The last method is the one we are not yet familiar with: the modules
method:
public Collection<Class<? extends Module>> modules() { return ImmutableList.<Class<? extends Module>>of(CustomAnalyzerModule.class); }
We override this method from the super class in order to return a collection of modules that our plugin is registering. In this case, we are registering a single module class—CustomAnalyzerModule
—and we are returning a list with a single entry.
Once we have our code ready, we need to add one additional thing: we need to let Elasticsearch know what the class registering our plugin is—the one we've called CustonAnalyzerPlugin
. In order to do that, we create an es-plugin.properties
file in the src/main/resources
directory with the following content:
plugin=pl.solr.analyzer.CustomAnalyzerPlugin
We just specify the plugin
property there, which should have a value of the class we use to register our plugins (the one that extends the Elasticsearch AbstractPlugin
class). This file will be included in the JAR file that will be created during the build process and will be used by Elasticsearch during the plugin load process.
Now, we want to test our custom analysis plugin just to be sure that everything works. In order to do that, we need to build our plugin, install it on all nodes in our cluster, and finally, use the Admin Indices Analyze API to see how our analyzer works. Let's do that.

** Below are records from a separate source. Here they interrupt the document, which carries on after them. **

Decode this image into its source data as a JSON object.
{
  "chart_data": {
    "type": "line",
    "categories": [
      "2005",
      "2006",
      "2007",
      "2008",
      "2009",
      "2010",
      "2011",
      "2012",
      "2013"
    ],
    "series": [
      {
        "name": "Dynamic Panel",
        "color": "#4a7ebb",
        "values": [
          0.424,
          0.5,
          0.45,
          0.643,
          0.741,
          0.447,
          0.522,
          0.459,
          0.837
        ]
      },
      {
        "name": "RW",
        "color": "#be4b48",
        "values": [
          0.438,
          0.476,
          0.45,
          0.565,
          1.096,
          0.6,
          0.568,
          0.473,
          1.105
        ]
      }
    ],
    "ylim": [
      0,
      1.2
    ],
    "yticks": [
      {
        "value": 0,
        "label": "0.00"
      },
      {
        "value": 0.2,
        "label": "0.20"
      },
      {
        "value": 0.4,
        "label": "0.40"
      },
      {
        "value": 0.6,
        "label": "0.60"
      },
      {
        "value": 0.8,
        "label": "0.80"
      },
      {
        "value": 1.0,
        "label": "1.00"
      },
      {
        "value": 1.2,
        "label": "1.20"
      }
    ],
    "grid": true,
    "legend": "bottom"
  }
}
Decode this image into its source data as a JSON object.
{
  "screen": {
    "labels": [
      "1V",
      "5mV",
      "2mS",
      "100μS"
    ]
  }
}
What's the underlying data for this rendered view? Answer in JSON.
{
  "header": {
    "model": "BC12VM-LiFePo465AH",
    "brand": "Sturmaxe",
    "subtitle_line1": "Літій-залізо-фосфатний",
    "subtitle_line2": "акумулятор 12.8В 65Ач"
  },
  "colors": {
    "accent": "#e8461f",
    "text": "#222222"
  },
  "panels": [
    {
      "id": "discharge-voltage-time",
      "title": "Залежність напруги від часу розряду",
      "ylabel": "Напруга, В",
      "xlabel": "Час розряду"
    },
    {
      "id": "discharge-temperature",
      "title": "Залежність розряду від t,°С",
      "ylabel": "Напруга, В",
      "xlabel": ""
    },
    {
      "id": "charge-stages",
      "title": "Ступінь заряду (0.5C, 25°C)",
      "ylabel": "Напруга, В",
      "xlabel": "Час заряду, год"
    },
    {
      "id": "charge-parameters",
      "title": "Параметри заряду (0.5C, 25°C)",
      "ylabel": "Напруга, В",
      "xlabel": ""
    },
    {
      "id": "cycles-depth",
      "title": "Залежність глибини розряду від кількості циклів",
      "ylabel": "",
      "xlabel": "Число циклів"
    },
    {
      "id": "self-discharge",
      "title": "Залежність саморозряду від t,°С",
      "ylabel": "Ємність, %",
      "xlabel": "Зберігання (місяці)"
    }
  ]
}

We start with the easiest part: building our plugin. In order to do that, we run a simple command:
mvn compile package
We tell Maven that we want the code to be compiled and packaged. After the command finishes, we can find the archive with the plugin in the target/release
directory (assuming you are using a project setup similar to the one we've described at the beginning of the chapter).
To install the plugin, we will use the plugin
command, just like we did previously. Assuming that we have our plugin archive stored in the /home/install/es/plugins
directory, would run the following command (we run it from the Elasticsearch home directory):
bin/plugin --install analyzer --url file:/home/install/es/plugins/elasticsearch-analyzer-1.4.1.zip
We need to install the plugin on all the nodes in our cluster, because we want Elasticsearch to be able to find our analyzer and filter no matter on which node the analysis process is done. If we don't install the plugin on all nodes, we can be certain that we will run into issues.
After we have the plugin installed, we need to restart our Elasticsearch instance we were creating the installation on. After the restart, we should see something like this in the logs:
[2014-12-03 22:39:11,231][INFO ][plugins ] [Tattletale] loaded [AnalyzerPlugin], sites []
With the preceding log line, Elasticsearch informs us that the plugin named AnalyzerPlugin
was successfully loaded.
We can finally check whether our custom analysis plugin works as it should. In order to do that, we start with creating an empty index called analyzetest
(the index name doesn't matter). We do this by running the following command:
curl -XPOST 'localhost:9200/analyzetest/'
After this we use the Admin Indices Analyze API (http://www.elasticsearch.org/guide/en/elasticsearch/reference/current/indices-analyze.html) to see how our analyzer works. We do that by running the following command:
curl -XGET 'localhost:9200/analyzetest/_analyze?analyzer=mastering_analyzer&pretty' -d 'mastering elasticsearch'
So, what we should see in response is two tokens: one that should be reversed—mastering—gniretsam
and another one that should also be reversed—elasticsearch—hcraescitsale
. The response Elasticsearch returns looks as follows:
{ "tokens" : [ { "token" : "gniretsam", "start_offset" : 0, "end_offset" : 9, "type" : "word", "position" : 1 }, { "token" : "hcraescitsale", "start_offset" : 10, "end_offset" : 23, "type" : "word", "position" : 2 } ] }
As you can see, we've got exactly what we expected, so it seems that our custom analysis plugin works as intended.